Workplace Issues / Workplace News

ICN calls for end to attacks on health workers

Lamp Editorial Team
|
May 24, 2019

A new report released by the International Council of Nurses (ICN) shows that healthcare continues to be attacked, impeding the delivery of essential health services and injuring and killing patients and healthcare workers.
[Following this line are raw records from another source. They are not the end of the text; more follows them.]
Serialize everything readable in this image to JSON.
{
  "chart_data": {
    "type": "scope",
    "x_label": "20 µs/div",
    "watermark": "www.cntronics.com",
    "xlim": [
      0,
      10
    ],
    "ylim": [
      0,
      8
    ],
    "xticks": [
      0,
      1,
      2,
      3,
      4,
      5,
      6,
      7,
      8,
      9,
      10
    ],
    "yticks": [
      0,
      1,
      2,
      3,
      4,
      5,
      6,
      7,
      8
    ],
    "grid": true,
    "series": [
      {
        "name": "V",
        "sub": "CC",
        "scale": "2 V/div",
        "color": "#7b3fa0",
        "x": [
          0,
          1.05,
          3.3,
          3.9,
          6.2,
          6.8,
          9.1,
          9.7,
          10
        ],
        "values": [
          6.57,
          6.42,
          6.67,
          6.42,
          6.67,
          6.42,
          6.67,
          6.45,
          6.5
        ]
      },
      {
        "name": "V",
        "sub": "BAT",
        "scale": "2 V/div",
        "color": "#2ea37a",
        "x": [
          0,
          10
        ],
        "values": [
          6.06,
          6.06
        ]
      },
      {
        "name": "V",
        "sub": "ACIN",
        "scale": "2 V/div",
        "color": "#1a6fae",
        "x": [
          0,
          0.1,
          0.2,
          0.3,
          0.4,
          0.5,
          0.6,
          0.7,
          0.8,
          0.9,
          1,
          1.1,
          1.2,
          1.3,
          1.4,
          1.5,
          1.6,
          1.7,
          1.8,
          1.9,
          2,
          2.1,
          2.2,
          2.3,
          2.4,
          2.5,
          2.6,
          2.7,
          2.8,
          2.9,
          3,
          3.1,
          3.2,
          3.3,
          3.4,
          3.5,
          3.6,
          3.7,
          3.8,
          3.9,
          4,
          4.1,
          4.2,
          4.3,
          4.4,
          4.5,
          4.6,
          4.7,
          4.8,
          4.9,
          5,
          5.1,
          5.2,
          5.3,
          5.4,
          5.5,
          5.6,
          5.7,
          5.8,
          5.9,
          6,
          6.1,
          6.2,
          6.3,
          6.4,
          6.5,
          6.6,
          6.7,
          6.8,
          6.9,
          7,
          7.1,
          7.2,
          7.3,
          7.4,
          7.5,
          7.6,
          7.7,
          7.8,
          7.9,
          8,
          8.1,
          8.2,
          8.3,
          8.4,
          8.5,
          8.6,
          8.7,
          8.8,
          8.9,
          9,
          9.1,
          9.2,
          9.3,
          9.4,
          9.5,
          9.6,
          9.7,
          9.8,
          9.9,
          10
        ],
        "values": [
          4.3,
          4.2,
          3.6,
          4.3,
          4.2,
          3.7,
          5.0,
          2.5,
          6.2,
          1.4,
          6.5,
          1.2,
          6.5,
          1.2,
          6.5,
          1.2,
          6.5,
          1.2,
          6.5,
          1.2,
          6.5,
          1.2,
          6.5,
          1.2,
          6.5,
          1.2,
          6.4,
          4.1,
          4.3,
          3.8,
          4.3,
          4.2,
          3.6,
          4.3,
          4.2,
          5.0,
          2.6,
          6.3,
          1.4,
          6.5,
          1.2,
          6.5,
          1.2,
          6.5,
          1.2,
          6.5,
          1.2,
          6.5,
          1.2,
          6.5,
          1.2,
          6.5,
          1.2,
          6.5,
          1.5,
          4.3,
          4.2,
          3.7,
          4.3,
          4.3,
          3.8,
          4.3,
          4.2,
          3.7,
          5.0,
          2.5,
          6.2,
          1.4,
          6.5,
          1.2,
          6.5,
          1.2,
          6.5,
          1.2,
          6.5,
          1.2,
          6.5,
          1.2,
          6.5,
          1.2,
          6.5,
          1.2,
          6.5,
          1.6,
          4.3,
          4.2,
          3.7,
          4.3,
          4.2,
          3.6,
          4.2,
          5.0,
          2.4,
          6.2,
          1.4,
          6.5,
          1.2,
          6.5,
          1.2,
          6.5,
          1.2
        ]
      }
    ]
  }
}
The report, Impunity Remains: Attacks on Health Care in 23 Countries in Conflict in 2018 is the sixth annual report from the Safeguarding Health in Conflict Coalition and documents nearly 1,000 violations of the international humanitarian laws and United Nations resolutions designed to protect health workers in conflict zones in 2018. Such violations led to the deaths of 167 health workers and more than 700 injuries to staff who were only there to help the sick, injured and dying.

The ICN condemned unreservedly all attacks on nurses and midwives who are working in conflict zones, whose sole aim is to provide care, treatment and comfort to the sick, injured and dying, and called on all governments and other combatants to uphold the international laws that protect health workers.

Responding to the report ICN Chief Executive Officer Howard Catton said:

‘This report is shocking and everyone who reads it will be horrified by its tragic findings.’

‘Nurses are a force for good, providing impartial care based on their code of ethics. Their protection is an emblem of our humanity that should protect and respect nurses wherever they are delivering care and attention to the needy.’

‘Nurses provide help to all sides in war zones, and to the innocents who have been targeted or caught in the crossfire.’

‘Yet nurses and midwives were among the at least 167 health workers who were killed and the 710 who were injured in 2018.’

‘This report details how nurses and other health workers have been brutally attacked with knives, clubs, firearms, shells, bombs and fire. They have been intimidated, kidnapped, sexually assaulted and raped. They have been murdered. And sadly, their patients have suffered the same fates.’

‘Such attacks cause immediate suffering and death. But they also deprive populations of access to healthcare because facilities are closed, infrastructure is damaged, and NGOs and other providers have to withdraw their staff after attacks.’

‘They make it harder to tackle outbreaks of diseases, including the Ebola virus, they interfere with urgent life-saving interventions and they impede vaccination programmes.’

‘Ceasing these unwarranted attacks will make the world a better, safer place for us all.’